At Ayala, Jose and Reyes source beans from Kalsada in the Philippines, then work with Modcup in Jersey City to roast them. Baby’s partners with Minorya Coffee, a small coffee farm in the Philippines, for its beans and then roasts them in collaboration with Philadelphia’s specialty Vietnamese roaster Càphê.
The Philippine-grown beans that form the basis of Baby’s espresso drinks are known as kapeng barako, and they’re not the typical arabica you’ll find at most coffee shops in the US. Rather, they’re liberica, a relatively rare (and not especially trendy, at least during this century) coffee variety known for its large bean size and bold flavor.
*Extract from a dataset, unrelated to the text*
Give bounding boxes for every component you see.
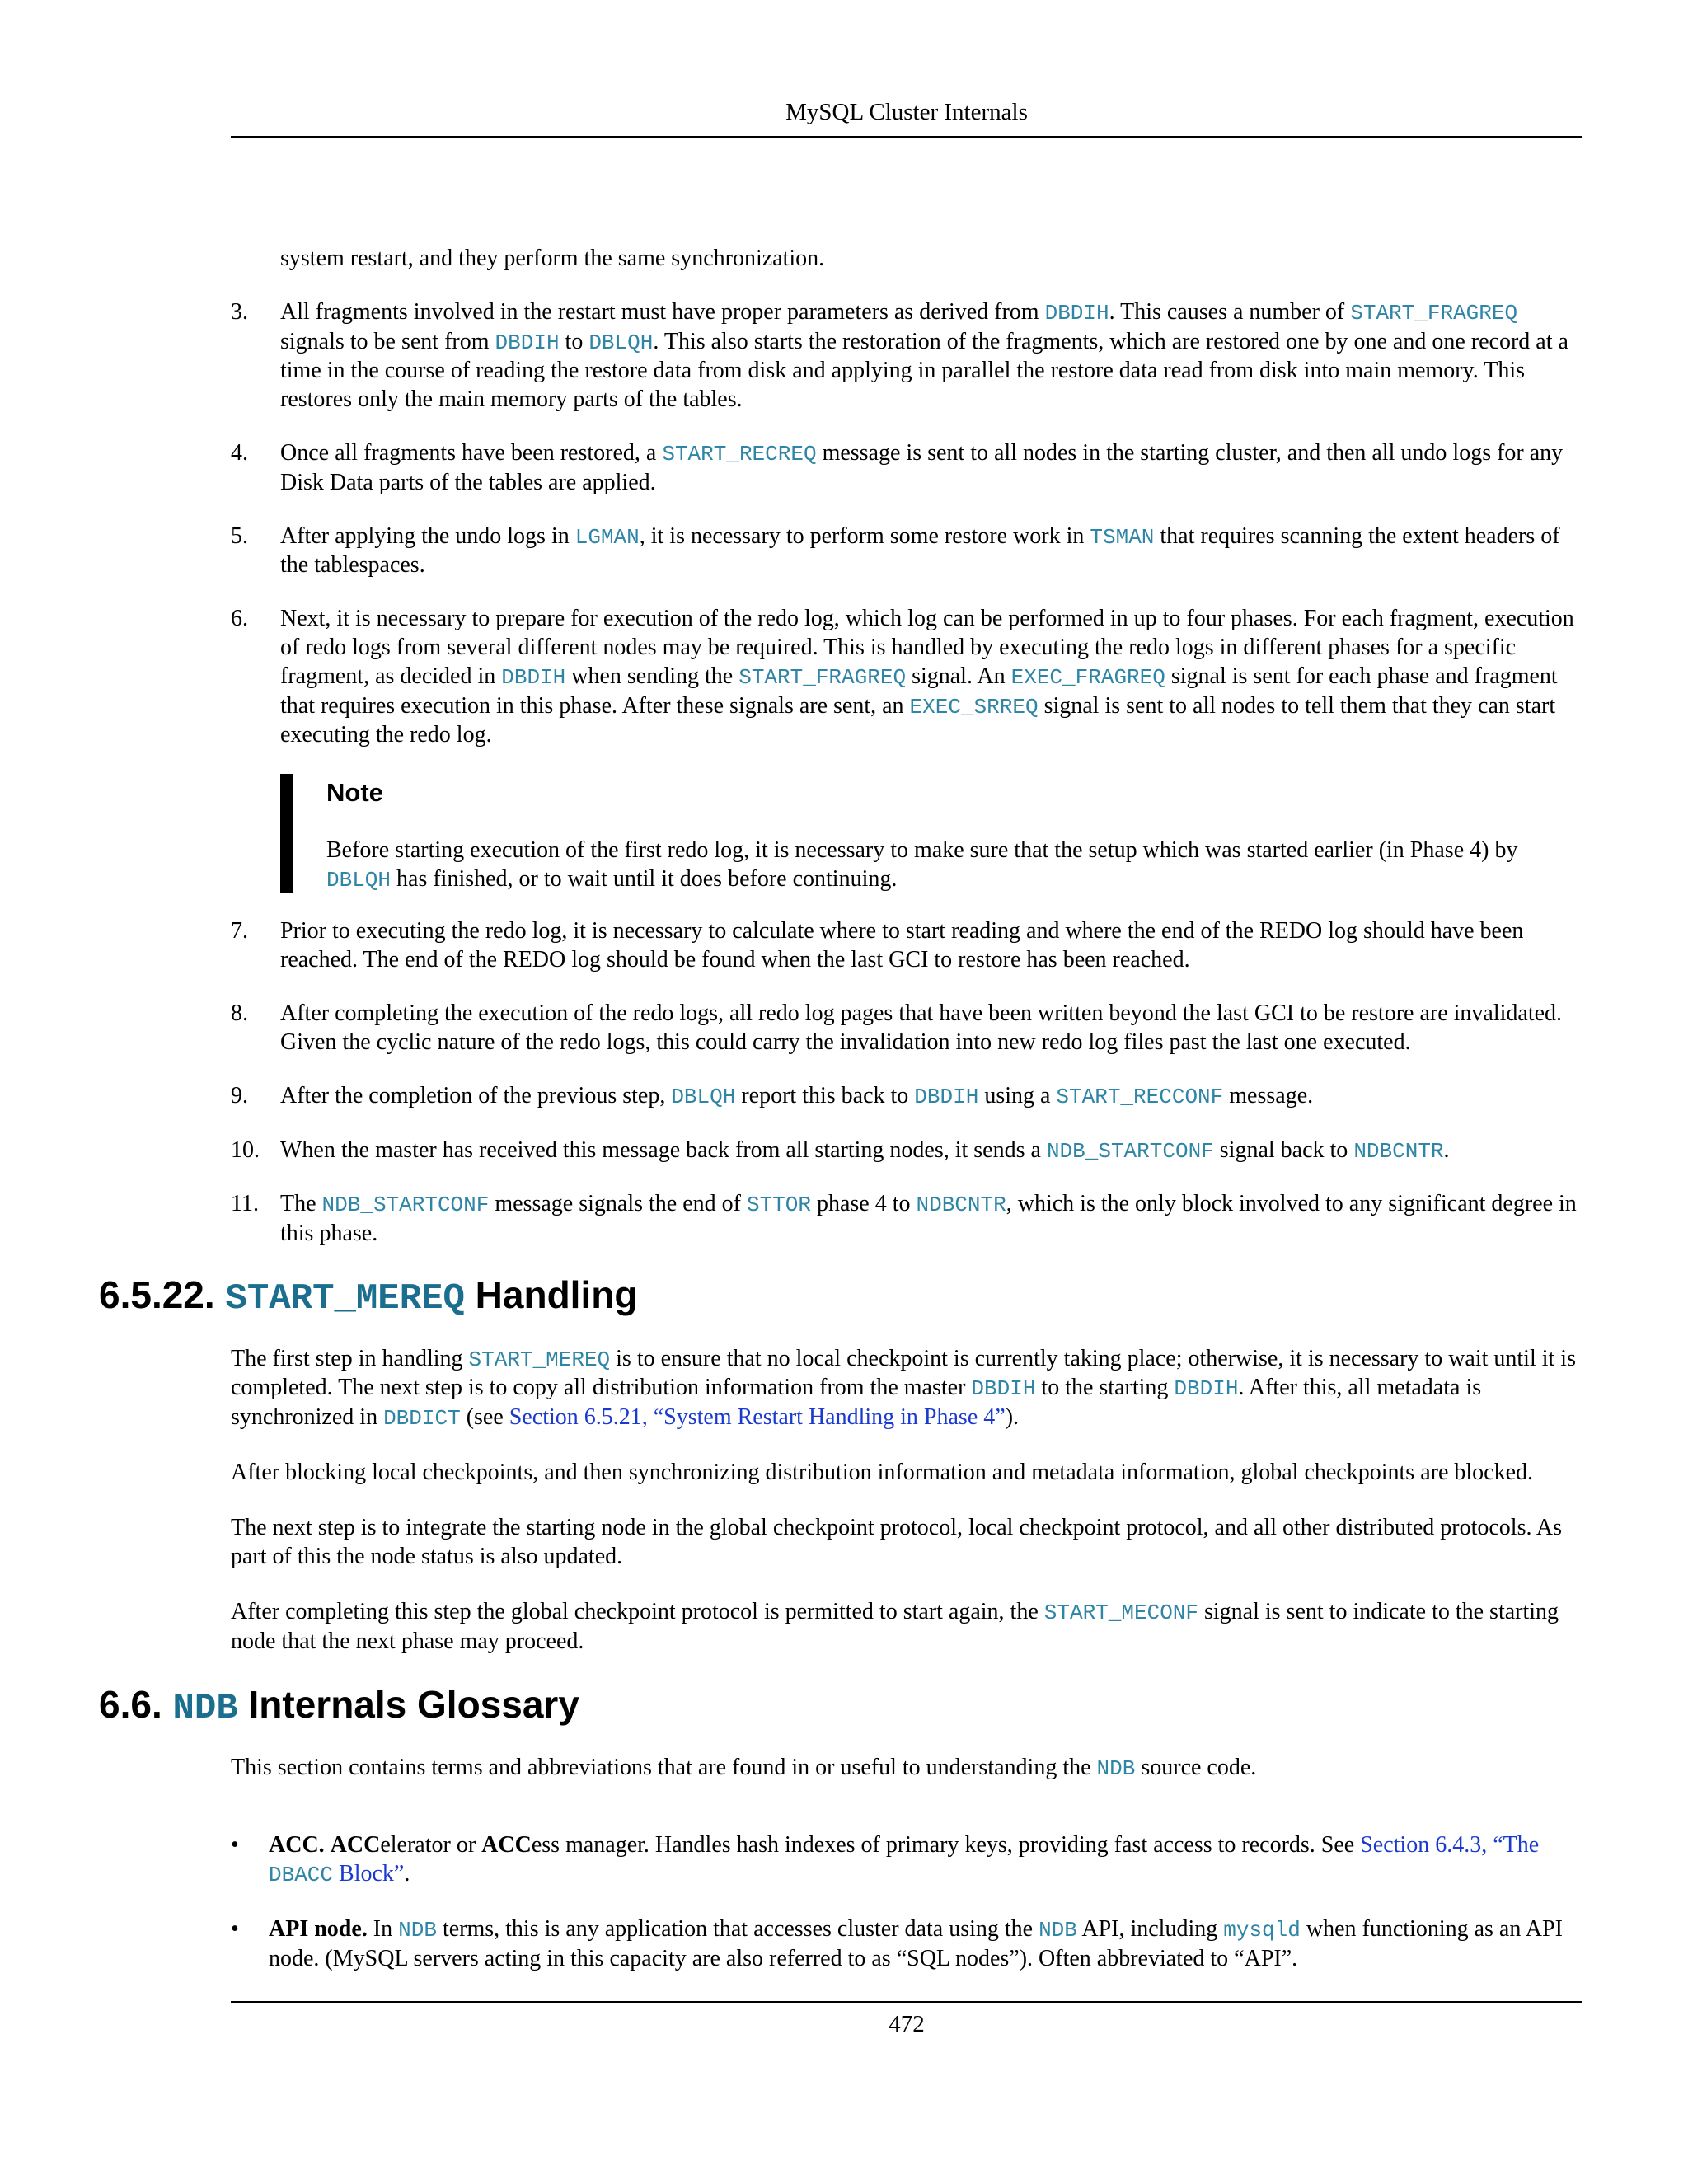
code-ref[interactable]: NDBCNTR	[916, 1193, 1006, 1218]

As perhaps you’ve noticed from the price of your regular bag of beans, a lot is going on with coffee lately: Volatile weather affecting coffee harvests in the major coffee suppliers of Brazil and Vietnam has sent prices soaring. Liberica, a hardier bean, could represent opportunity. “Given the status of coffee beans and the shortage of arabica, people are looking into liberica as the future of coffee beans,” says Regina Santos of Minorya. “When it comes to liberica, it’s about education and introducing it to the market.” Enter the ube latte made with barako.
The Filipino coffee shop represents so many different things at once. But for one thing, it feels like the future.